Пуджик, не дождавшись подачки, истомился бродить между ножек стола и табуреток, словно в лесу, прыгнул Наде на колени и сразу сунул усы в ее тарелку с «пятаками».

Надя стукнула его по лбу:

— Брысь! Я тебе перед уходом полкило куриных шей скормила!

— Куриные шеи? — задумчиво переспросил Служкин. — У нас в школе в столовке всегда суп с куриными шеями. Я диву даюсь, откуда столько шей берется? То ли курицы, как жирафы, то ли многоголовые, как Горыныч... А может, нас там змеями кормят?.. Пуджик-то, что, вместе с вами на лыжах ходил?

— Нет, он перед подъездом откуда-то из сугроба вылез.

— Не из сугроба, а из окна подвала, — поправил Надю Будкин.

— В подвале мог бы и мышей нажраться, — заметил Служкин. — Я слышал, он осенью с черным котом из третьего подъезда пластался?

— Было дело, — авторитетно подтвердил Будкин.

— То-то я заметил, что год назад все молодые коты черные были, а теперь серые пошли... Твой грех, Пуджик?
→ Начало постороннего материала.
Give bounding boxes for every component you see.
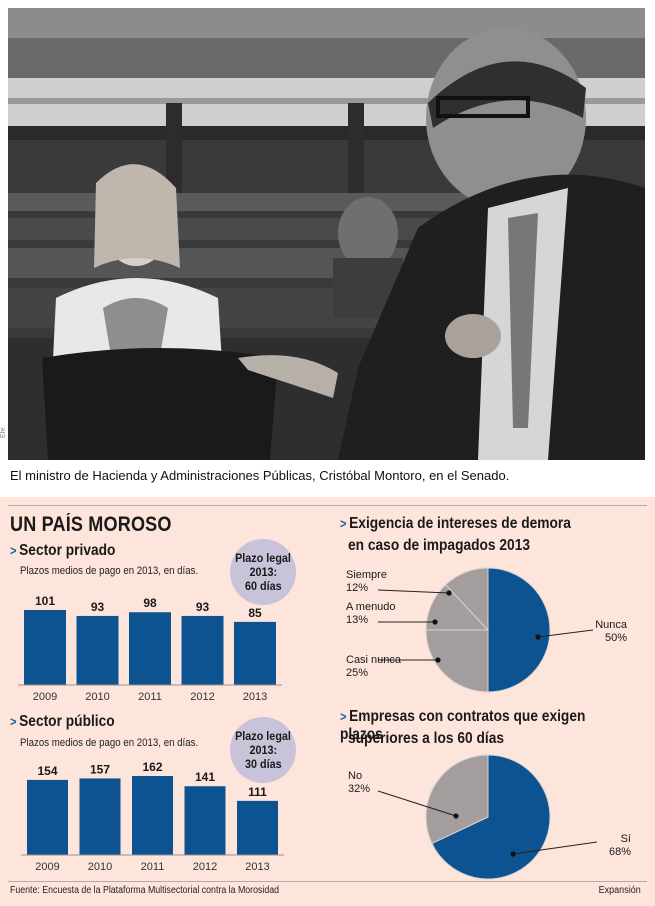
x-tick-label: 2011: [138, 691, 162, 703]
photo-caption: El ministro de Hacienda y Administracion…: [10, 468, 510, 483]
photo-credit: Efe: [0, 427, 7, 438]
x-tick-label: 2012: [190, 691, 214, 703]
bar: [24, 610, 66, 685]
bar: [234, 621, 276, 685]
leader-line: [512, 841, 598, 855]
bar-value-label: 162: [142, 760, 162, 774]
pie2-title-line2: superiores a los 60 días: [348, 730, 505, 747]
source-note: Fuente: Encuesta de la Plataforma Multis…: [10, 885, 280, 896]
bar-value-label: 98: [143, 596, 157, 610]
private-sector-subtitle: Plazos medios de pago en 2013, en días.: [20, 565, 199, 577]
x-tick-label: 2011: [141, 861, 165, 873]
slice-label: Nunca: [595, 619, 628, 631]
bottom-divider: [8, 881, 647, 882]
bar: [79, 778, 121, 855]
private-sector-title: > Sector privado: [10, 542, 116, 559]
charts-canvas: 101 2009 93 2010 98 2011 93 2012 85 2013 154 2009 15…: [18, 567, 631, 880]
x-tick-label: 2013: [243, 691, 267, 703]
infographic-title: UN PAÍS MOROSO: [10, 513, 172, 536]
pie2-title: > Empresas con contratos que exigen plazo…: [340, 708, 586, 743]
x-tick-label: 2010: [85, 691, 109, 703]
bar: [132, 776, 173, 855]
private-legal-term-badge: Plazo legal 2013: 60 días: [230, 539, 296, 605]
bar: [27, 779, 68, 855]
leader-line: [537, 629, 594, 638]
slice-value: 32%: [348, 783, 370, 795]
chevron-right-icon: >: [340, 709, 347, 724]
badge-line: 2013:: [249, 743, 277, 757]
bar: [184, 786, 226, 855]
leader-dot: [432, 619, 438, 625]
news-photo: [8, 8, 645, 460]
infographic: UN PAÍS MOROSO > Sector privado Plazos me…: [0, 497, 655, 906]
top-divider: [8, 505, 647, 506]
public-legal-term-badge: Plazo legal 2013: 30 días: [230, 717, 296, 783]
pie-slice: [425, 629, 489, 693]
public-sector-subtitle: Plazos medios de pago en 2013, en días.: [20, 737, 199, 749]
badge-line: 2013:: [249, 565, 277, 579]
badge-line: 60 días: [244, 579, 282, 593]
bar-value-label: 111: [248, 785, 267, 799]
bar-value-label: 93: [91, 600, 105, 614]
x-tick-label: 2009: [35, 861, 59, 873]
leader-dot: [535, 634, 541, 640]
leader-dot: [435, 657, 441, 663]
publisher-brand: Expansión: [598, 885, 641, 896]
bar-value-label: 157: [90, 762, 110, 776]
badge-line: 30 días: [244, 757, 282, 771]
chevron-right-icon: >: [10, 543, 17, 558]
x-tick-label: 2010: [88, 861, 112, 873]
pie1-title: > Exigencia de intereses de demora: [340, 515, 571, 532]
bar-value-label: 154: [37, 764, 57, 778]
leader-line: [377, 790, 457, 817]
slice-value: 50%: [605, 632, 627, 644]
slice-label: A menudo: [346, 601, 396, 613]
public-sector-title: > Sector público: [10, 713, 115, 730]
slice-value: 13%: [346, 614, 368, 626]
leader-line: [377, 589, 450, 594]
photo-illustration: [8, 8, 645, 460]
bar-value-label: 101: [35, 594, 55, 608]
pie-slice: [444, 567, 489, 632]
badge-line: Plazo legal: [235, 729, 291, 743]
bar: [181, 615, 224, 685]
x-tick-label: 2012: [193, 861, 217, 873]
pie-slice: [487, 567, 551, 693]
bar-value-label: 93: [196, 600, 210, 614]
badge-line: Plazo legal: [235, 551, 291, 565]
leader-dot: [453, 813, 459, 819]
bar: [237, 800, 278, 855]
leader-dot: [446, 590, 452, 596]
x-tick-label: 2009: [33, 691, 57, 703]
chevron-right-icon: >: [10, 714, 17, 729]
slice-label: No: [348, 770, 362, 782]
bar-value-label: 85: [248, 606, 262, 620]
slice-label: Siempre: [346, 569, 387, 581]
slice-value: 68%: [609, 846, 631, 858]
slice-label: Sí: [621, 833, 631, 845]
chevron-right-icon: >: [340, 516, 347, 531]
leader-dot: [510, 851, 516, 857]
bar-value-label: 141: [195, 770, 215, 784]
bar: [76, 615, 119, 685]
pie-slice: [425, 754, 489, 845]
slice-value: 25%: [346, 667, 368, 679]
bar: [129, 612, 171, 685]
slice-value: 12%: [346, 582, 368, 594]
x-tick-label: 2013: [245, 861, 269, 873]
slice-label: Casi nunca: [346, 654, 402, 666]
pie1-title-line2: en caso de impagados 2013: [348, 537, 531, 554]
Ты теперь в нашем подвале самый крутой?.. Видел я позавчера из окна, как он со своими мужиками в подвал дома напротив ходил. Бились, наверное, с местными. — Служкин ногой повалил Пуджика на пол и повозил его по линолеуму туда-сюда.
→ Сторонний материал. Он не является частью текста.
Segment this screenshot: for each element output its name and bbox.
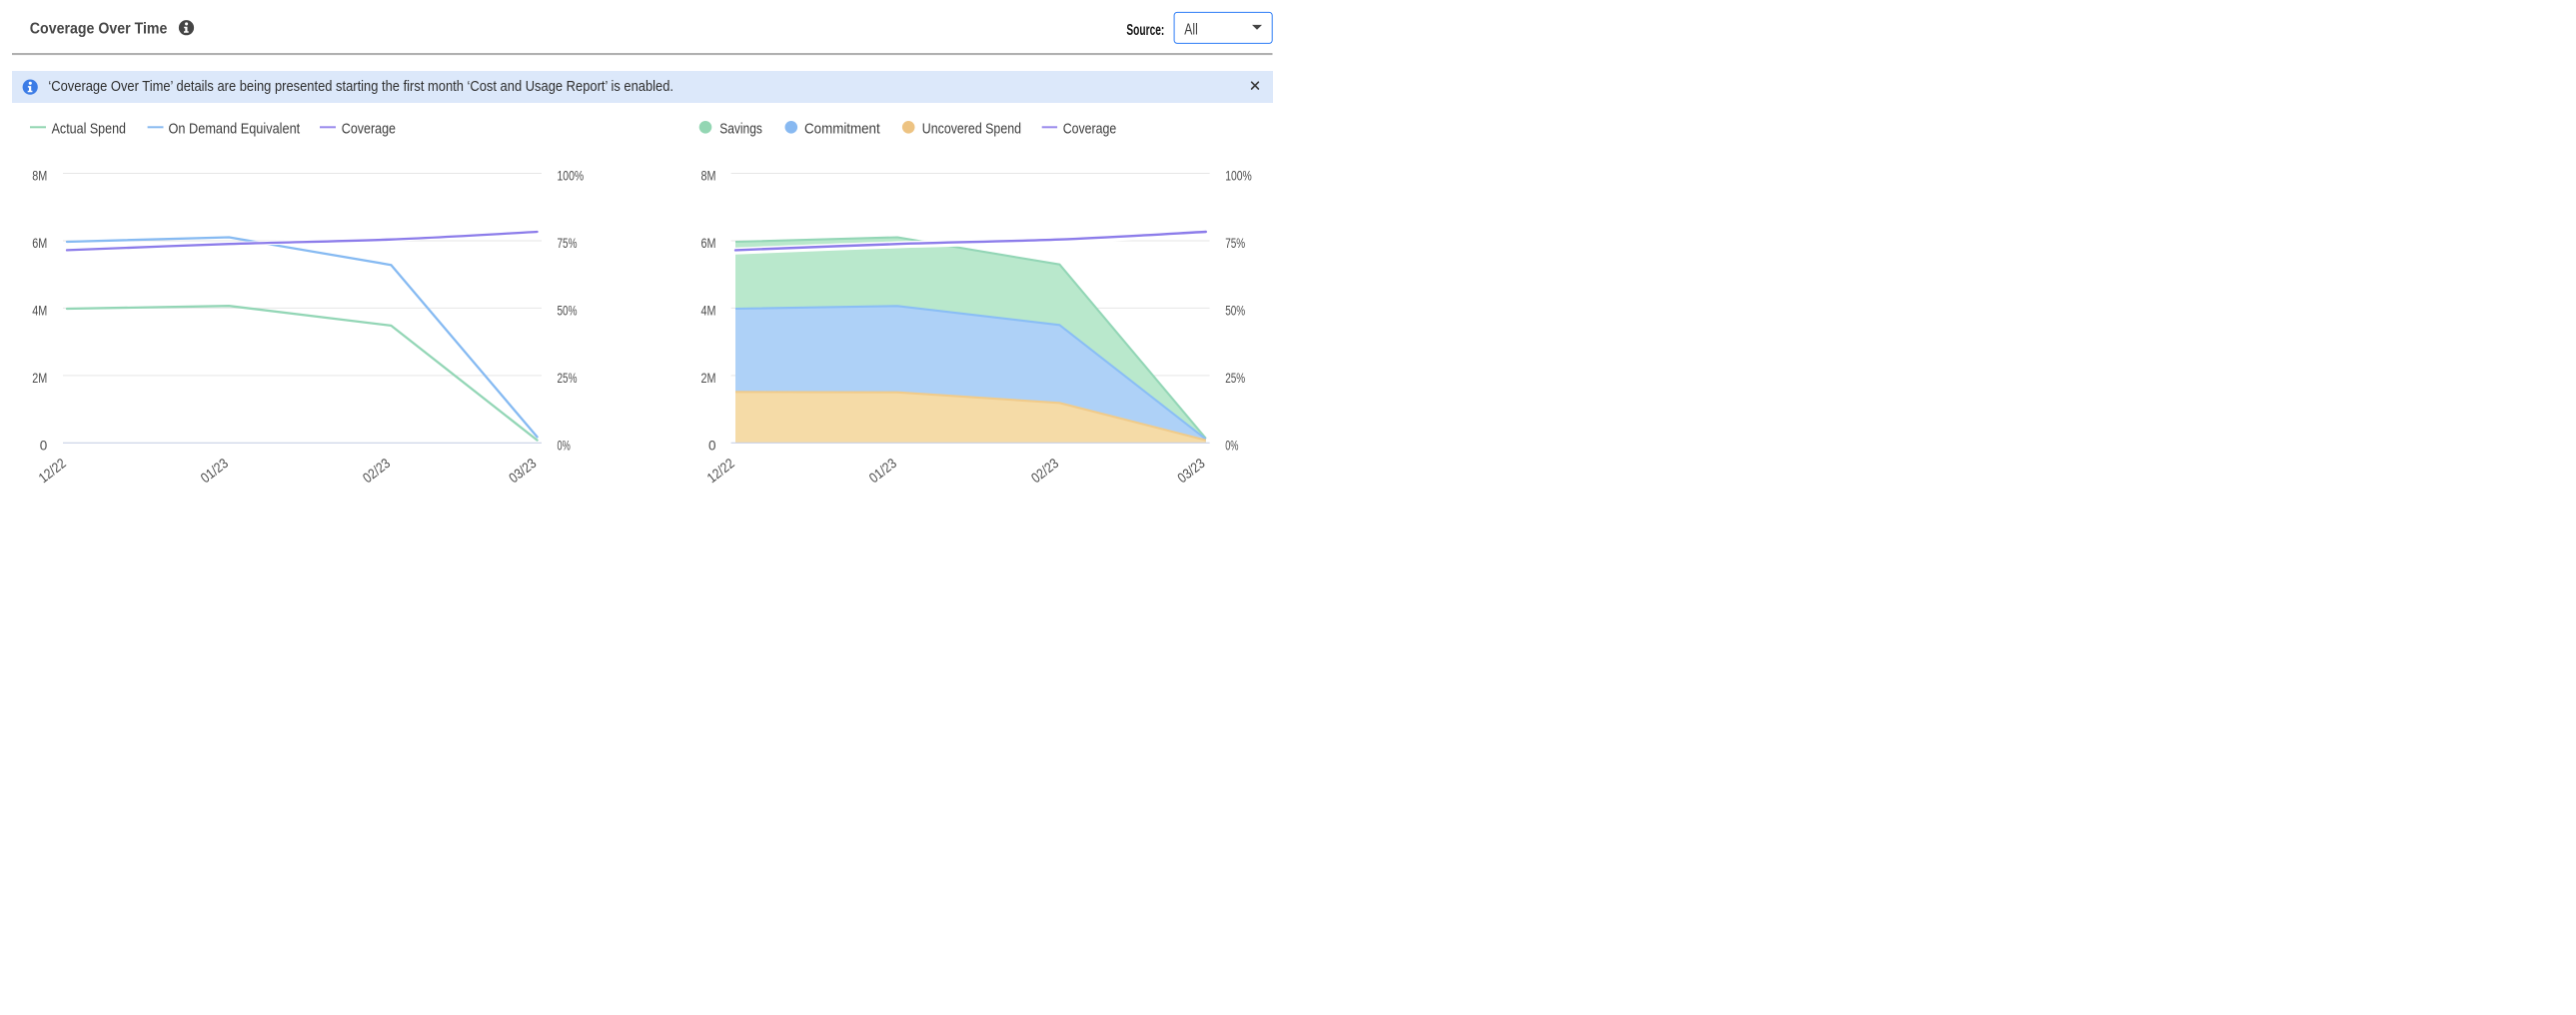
svg-text:Coverage Over Time: Coverage Over Time bbox=[30, 21, 168, 38]
svg-text:Coverage: Coverage bbox=[342, 120, 396, 137]
svg-text:02/23: 02/23 bbox=[1028, 455, 1062, 486]
svg-text:25%: 25% bbox=[558, 370, 578, 386]
svg-text:0%: 0% bbox=[558, 437, 571, 453]
svg-text:Coverage: Coverage bbox=[1063, 120, 1117, 137]
svg-text:Commitment: Commitment bbox=[804, 120, 880, 137]
svg-text:25%: 25% bbox=[1225, 370, 1245, 386]
svg-text:Source:: Source: bbox=[1126, 22, 1164, 39]
svg-text:Uncovered Spend: Uncovered Spend bbox=[922, 120, 1021, 137]
svg-text:02/23: 02/23 bbox=[360, 455, 394, 486]
svg-text:50%: 50% bbox=[558, 302, 578, 318]
svg-text:6M: 6M bbox=[701, 235, 716, 251]
svg-text:8M: 8M bbox=[701, 168, 716, 184]
svg-text:0: 0 bbox=[40, 437, 48, 453]
svg-text:4M: 4M bbox=[32, 302, 47, 318]
svg-text:01/23: 01/23 bbox=[198, 455, 232, 486]
svg-text:50%: 50% bbox=[1225, 302, 1245, 318]
svg-text:12/22: 12/22 bbox=[35, 455, 69, 486]
svg-text:2M: 2M bbox=[32, 370, 47, 386]
svg-text:Savings: Savings bbox=[719, 120, 762, 137]
svg-text:‘Coverage Over Time’ details a: ‘Coverage Over Time’ details are being p… bbox=[48, 78, 673, 95]
svg-text:4M: 4M bbox=[701, 302, 716, 318]
svg-text:03/23: 03/23 bbox=[1174, 455, 1208, 486]
svg-text:100%: 100% bbox=[558, 168, 585, 184]
svg-text:6M: 6M bbox=[32, 235, 47, 251]
svg-text:03/23: 03/23 bbox=[506, 455, 540, 486]
svg-text:8M: 8M bbox=[32, 168, 47, 184]
svg-text:Actual Spend: Actual Spend bbox=[52, 120, 126, 137]
svg-text:12/22: 12/22 bbox=[703, 455, 737, 486]
svg-text:0: 0 bbox=[708, 437, 716, 453]
svg-text:100%: 100% bbox=[1225, 168, 1252, 184]
svg-text:0%: 0% bbox=[1225, 437, 1238, 453]
svg-text:On Demand Equivalent: On Demand Equivalent bbox=[169, 120, 301, 137]
svg-text:75%: 75% bbox=[1225, 235, 1245, 251]
svg-text:01/23: 01/23 bbox=[866, 455, 900, 486]
svg-text:2M: 2M bbox=[701, 370, 716, 386]
svg-text:75%: 75% bbox=[558, 235, 578, 251]
svg-text:All: All bbox=[1184, 22, 1198, 39]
— Надя, смотри, Пуджик умер!.. — испугалась Тата.

— Не, теплый. — Служкин снова потрогал его ногой.

— Он теплый от солнца, — печально сказал Будкин.

— На, ешь, — смилостивилась Надя и кинула Пуджику «пятак».

Пуджик мгновенно ожил и бросился к подачке.

— Кстати, — вдруг хехекнул Будкин. — Опять чуть не забыл... Летом еще хотел подарить, да засунул в белье и найти не мог, только вчера выкопал... — Он встал, ушел в прихожую и вытащил из кармана пуховика кулечек. Из кулечка он вынул красную детскую панамку и протянул Тате: — На, мелкая, носи. Я ее в Астрахани на аттракционе выиграл, а куда она мне?

— Примерь-ка, Тата, — попросила Надя.

Тата серьезно взяла панамку, расправила, осмотрела, слезла с табуретки и стала просовывать ноги в две большие дырки для косичек.

— Это же панама! — ахнула Надя. — Она на голову одевается!..

Тата еще раз придирчиво осмотрела панаму и солидно возразила:

— Нормальные красные трусы!

Служкин, Будкин и Надя покатились с хохоту.

— Слышь, Будкин, — вытирая с губ сметану, сказал Служкин, — я вспомнил историю про трусы, как ты Колесникова хотел расстрелять...

Будкин блаженно захехекал.

— Что, по-настоящему? — удивилась Надя.

— Еще как по-настоящему, — заверил Служкин. — Могу рассказать эту историю, только она длинная, как собака.

— Валяй, — велел Будкин, а Надя хмыкнула.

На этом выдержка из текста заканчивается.